Why investing in the latest top performers doesn’t work
It’s obvious from the data that South African investors are constantly choosing their investments based on a fund manager’s latest (1-3 year) fund returns (or outperformance), often switching into last year’s top performers. The higher the better, they think, and extrapolate these past results into the future. But what they don’t realise is that manager outperformance is only temporary and never constant, due to the unpredictability of future market moves. There may be investment trends that continue for some time, but there is never one strategy that outperforms all the time. In fact, it is often the case that last year’s winners are this year’s losers.
This is easily shown by comparing the outperformance (or alpha) of five of South Africa’s largest fund managers (and the most successful) over rolling one-year periods versus their 10-year performance. Looking at the ASISA SA Multi-Asset High Equity category (typical Balanced funds) in Graph 1, we can see that over the 10-year period all of these managers, including Prudential (the solid red line), comfortably outperformed the category average (the dashed red line).
But how was this outperformance achieved? What was it built on over the shorter-term? Graph 2 shows the managers’ rolling one-year Balanced fund outperformance versus the category average (represented by the grey 0% line). What is clear is that not one of these managers delivered outperformance over every 12-month period. The experience of the manager shown in purple is particularly volatile – investors would likely have been very tempted to sell out of the fund in 2016-17. Yet over 10 years they succeeded in achieving one of the strongest performances in the category, because their total outperformance over time exceeded their total underperformance.
This history tells us that, in fact, it is not beneficial to keep investing into the previous year’s top-returning funds every year. Rather, using this type of approach can have a very detrimental impact on longer-term returns.

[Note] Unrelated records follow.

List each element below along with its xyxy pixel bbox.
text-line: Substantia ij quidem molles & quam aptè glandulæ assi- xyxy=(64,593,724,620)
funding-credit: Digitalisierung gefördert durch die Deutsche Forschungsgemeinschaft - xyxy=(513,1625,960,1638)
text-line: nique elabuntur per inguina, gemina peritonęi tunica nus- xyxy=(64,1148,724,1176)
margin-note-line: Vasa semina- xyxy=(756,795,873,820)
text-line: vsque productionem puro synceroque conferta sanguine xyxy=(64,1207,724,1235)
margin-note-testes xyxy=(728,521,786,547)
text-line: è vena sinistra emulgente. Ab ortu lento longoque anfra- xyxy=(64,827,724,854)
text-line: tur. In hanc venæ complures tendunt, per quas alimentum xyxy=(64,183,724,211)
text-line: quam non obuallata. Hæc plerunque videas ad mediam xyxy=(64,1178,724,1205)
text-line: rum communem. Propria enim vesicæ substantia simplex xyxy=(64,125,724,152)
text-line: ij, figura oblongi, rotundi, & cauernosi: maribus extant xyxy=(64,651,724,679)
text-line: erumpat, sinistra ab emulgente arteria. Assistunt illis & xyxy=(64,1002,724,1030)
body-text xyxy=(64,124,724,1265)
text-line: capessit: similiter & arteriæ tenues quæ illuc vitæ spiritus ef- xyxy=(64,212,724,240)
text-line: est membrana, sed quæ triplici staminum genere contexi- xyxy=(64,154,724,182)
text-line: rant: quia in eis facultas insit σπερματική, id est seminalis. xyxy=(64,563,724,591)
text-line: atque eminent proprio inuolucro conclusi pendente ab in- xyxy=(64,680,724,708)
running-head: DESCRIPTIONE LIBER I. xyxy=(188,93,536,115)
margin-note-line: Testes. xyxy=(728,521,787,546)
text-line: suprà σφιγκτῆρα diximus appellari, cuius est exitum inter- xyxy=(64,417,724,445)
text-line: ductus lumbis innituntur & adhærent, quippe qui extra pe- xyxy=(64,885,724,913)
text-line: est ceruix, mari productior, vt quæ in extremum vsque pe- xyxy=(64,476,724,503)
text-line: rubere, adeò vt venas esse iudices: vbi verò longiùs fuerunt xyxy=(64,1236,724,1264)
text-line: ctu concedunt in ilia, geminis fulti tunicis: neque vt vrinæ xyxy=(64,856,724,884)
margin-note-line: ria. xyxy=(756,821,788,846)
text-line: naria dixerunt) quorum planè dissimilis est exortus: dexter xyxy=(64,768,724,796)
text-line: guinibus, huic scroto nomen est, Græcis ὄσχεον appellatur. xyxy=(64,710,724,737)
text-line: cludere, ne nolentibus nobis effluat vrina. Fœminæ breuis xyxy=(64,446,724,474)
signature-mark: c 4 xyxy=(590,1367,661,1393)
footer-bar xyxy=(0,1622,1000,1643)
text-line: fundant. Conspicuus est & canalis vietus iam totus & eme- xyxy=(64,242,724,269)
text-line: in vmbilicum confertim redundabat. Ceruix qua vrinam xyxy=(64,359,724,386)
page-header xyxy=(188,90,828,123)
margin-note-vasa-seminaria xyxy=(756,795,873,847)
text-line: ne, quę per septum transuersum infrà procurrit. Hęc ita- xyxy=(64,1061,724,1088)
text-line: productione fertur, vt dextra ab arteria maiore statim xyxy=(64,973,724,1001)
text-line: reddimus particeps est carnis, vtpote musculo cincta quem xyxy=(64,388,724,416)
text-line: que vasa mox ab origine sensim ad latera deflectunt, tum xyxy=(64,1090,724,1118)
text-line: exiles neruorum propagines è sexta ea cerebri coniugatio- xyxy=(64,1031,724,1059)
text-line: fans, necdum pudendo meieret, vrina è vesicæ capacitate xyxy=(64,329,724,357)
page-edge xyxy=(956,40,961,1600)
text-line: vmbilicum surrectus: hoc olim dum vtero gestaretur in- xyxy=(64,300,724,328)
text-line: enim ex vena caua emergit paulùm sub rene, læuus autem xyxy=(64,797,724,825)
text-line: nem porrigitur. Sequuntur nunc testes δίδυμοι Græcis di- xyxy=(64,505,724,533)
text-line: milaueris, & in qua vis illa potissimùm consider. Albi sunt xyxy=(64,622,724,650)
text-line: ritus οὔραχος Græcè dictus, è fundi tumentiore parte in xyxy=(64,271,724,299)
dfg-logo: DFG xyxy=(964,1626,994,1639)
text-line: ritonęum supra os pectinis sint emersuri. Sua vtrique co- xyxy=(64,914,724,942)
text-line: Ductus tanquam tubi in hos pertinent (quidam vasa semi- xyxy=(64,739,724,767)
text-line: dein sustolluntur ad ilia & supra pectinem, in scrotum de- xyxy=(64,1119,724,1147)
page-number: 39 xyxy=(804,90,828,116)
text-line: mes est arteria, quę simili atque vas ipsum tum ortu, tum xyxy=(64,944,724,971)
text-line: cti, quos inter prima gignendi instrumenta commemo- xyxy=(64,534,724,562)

Yet during 2020, ASISA data again clearly highlighted that many investors persisted in moving to the best-performing managers at that time, and that again many failed to deliver going forward, as Graph 2 illustrates. For example, those who switched into the two high-flying dark purple and yellow funds would have been disappointed by their subsequent well-below-average performance. Yet the three other funds that were lagging at the time have gone on to beat the two high-fliers so far in 2021. In an earlier 2015 example, those who switched out of the red fund when it lagged, and into the green or purple funds, would have missed out on its subsequent strong outperformance in 2016-17.
As such, we can see that a buy-and-hold strategy over the past 10 years would have been preferable to a switching strategy. Not only would investors have been better off in monetary terms, but they also would have been spared the stress of continually worrying about missing out on better returns elsewhere. Individual investors should be sure they pick an investment manager with a successful long-term track record up front, and an appropriate fund to meet their investing needs (with help from a financial adviser if necessary), and then stick to their plan over time with well-considered adjustments along the way according to their changing requirements. They should expect their fund to underperform periodically, but then regain ground and likely outperform again over time.